Bilindiği gibi bazı İslâm ülkeleri bayrağında özellikle Suudi Arabistan doğrudan doğruya Kelime-i Tevhidi yazarak sembole gidilmeden bayrağına aynen koymuştur. Ancak birtakım manaların sembol ile anlatılması sözle ifadesinden daha derin ve anlamlıdır.
Hilal'in ünündeki Yıldız, Ay'ın Hilalde  gibi değil de, aksine doğrudan doğruya asıl şeklinden alınmıştır.
Ancak bu şekil yine  dikkatli bakınca, Arapça Muhammed yazısının benzer şeklidir. Peygamberimiz Hz. Muhammed (s.a.v.) Efendimizin ismi yazıldığı zaman birinci mim in başı Ha harfinin dirseği ikinci Mim in kıvrımı ve Dal harfinin alt ve üst kanadı beş tane çıkıntı meydana getirir ve tam bir Yıldız şeklini alır. Zaten İslâm'ın şartları da beş tanedir. Hilal ALLÂH'ın(Cc.) inancını yıldız  Peygamber'i ve ona bağlılığı ima eder. ALLÂH(Cc.) inancı amentü ile bildirilen iman şartlarının temeli olduğu için, iman esaslarının hepsi bu sembolle manasını bulmuş olur. O zaman Hilal iman şartlarını yıldız da, İslâm'ın şartlarını remz (sembol) olarak dile getirir ki; bayraktaki bu iki sembolle Ay ile yıldızla İslâm dini bütün yönleriyle ifade edilmiş olur.
Ebcet hesabına göre Hilal, ALLÂH(Cc.) lafzıyla aynı ölçüdedir. Yıldız ise, yol gösteren demektir.
En büyük yol gösteren ise ‘ALLÂH(Cc.) ve Resul(As.) olduğuna göre, Türk Bayrağının gölgesi onları temsilen mübarek gölgesidir.

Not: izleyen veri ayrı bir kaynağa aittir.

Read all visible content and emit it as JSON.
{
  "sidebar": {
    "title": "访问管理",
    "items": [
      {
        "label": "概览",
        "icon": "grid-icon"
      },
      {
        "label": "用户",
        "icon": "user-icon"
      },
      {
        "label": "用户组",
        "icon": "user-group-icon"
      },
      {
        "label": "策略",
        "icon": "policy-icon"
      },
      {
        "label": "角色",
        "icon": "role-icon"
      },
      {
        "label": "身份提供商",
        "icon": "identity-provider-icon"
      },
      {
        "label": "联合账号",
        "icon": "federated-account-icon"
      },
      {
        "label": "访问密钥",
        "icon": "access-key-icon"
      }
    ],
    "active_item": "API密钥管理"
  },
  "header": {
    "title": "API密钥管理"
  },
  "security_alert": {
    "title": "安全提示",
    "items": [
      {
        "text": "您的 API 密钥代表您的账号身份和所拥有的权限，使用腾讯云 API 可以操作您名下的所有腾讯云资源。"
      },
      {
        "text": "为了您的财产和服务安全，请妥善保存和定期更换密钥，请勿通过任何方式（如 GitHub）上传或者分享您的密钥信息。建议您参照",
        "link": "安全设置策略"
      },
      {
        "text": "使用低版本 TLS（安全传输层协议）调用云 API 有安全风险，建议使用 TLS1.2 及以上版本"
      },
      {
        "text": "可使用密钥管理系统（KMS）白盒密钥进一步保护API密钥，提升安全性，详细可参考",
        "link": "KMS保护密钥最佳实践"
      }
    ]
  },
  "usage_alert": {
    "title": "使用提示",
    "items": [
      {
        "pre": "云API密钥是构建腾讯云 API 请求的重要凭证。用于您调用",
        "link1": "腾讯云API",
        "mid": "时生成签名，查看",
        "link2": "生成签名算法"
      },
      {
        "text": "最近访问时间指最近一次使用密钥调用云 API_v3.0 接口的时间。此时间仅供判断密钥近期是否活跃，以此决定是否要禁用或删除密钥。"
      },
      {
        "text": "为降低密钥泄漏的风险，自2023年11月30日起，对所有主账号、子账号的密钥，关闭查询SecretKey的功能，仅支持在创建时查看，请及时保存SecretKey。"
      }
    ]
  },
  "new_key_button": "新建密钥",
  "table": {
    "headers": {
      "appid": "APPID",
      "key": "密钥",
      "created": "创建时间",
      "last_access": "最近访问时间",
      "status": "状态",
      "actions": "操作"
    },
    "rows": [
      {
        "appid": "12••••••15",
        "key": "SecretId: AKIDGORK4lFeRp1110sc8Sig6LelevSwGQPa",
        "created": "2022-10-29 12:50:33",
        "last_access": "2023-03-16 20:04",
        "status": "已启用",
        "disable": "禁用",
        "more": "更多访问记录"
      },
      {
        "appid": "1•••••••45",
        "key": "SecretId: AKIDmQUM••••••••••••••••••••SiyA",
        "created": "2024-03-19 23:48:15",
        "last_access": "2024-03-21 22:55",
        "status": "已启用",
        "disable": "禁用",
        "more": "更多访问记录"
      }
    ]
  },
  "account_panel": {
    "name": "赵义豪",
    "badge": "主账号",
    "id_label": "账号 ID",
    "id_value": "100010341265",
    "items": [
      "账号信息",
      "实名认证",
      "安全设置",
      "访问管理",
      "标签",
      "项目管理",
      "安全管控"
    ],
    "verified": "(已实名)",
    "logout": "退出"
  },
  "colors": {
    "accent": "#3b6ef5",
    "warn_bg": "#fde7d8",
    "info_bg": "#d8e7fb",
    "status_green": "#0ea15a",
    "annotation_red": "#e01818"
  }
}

-Bir Fransız Diplomatın dili ile Türkler:
"Claude Farrere dilimize Türklerin Manevi Gücü adıyla çevrilen eserinde (s.36) Hilal şekli üzerinde durarak bu şeklin, Türklerin hayatında nasıl bir önem taşıdığını anlatmaya çalışır. En mükemmel gemiler yarım Ay şeklinde Amiral gemisinin etrafına sıralanmıştı. Evet yarım Ay şeklinde ve Hilal şekli gerçekten müthiş; Müslümanlar gerçekten Türk olanlar karşındaki herkesi heyecandan titretmeye yeter!...” diyerek Türk toplumunun hayatında örf ve geleneklerin İslâm la, ne kadar köklü bir bağla yeri olduğunu anlatır."

-Bayrağın toplumda ki etkinliği? İstiklâl marşımızda: Çatma kurban olayım çehreni ey nazlı hilal, Kahraman ırkıma bir gül ne bu şiddet bu celâl, mısralarında Bayrağın ve hilalin asıl manasını dile gelen hitap aslında doğrudan doğruya ALLÂH'a(Cc.) niyazdır. Rabbinden artık bu millete rahmet ve merhametiyle muamele etmesi istenmektedir. Zaten Ruhumun senden ilâhî şudur ancak emeli;” mısrasın da bu dilek daha açık bir dille ortaya konmaktadır. Türk Müslüman halkları önemli toplantı düzenlerini barışta ve savaş ta hayırlara vesile olması için ve kutsal mabetlerimizdeki Cami, mescitlerin zirvesine konan Alemler Bayraklarda ki, Hilal şekli örnekle tasarlanarak yapılmıştır.
Hilal sadece Bayrağımızda değil; Kandil gecelerinde geleneksel yapılıp dağıtılan, Ay biçiminde pişirilen çöreklerde de görülür. Camide ve kışladaki ders nizamı, Milletimizin devlet ve sivil halkın önemli toplantı yerlerinde ki düzen şekilleri hep Hilal biçimini almışlardır.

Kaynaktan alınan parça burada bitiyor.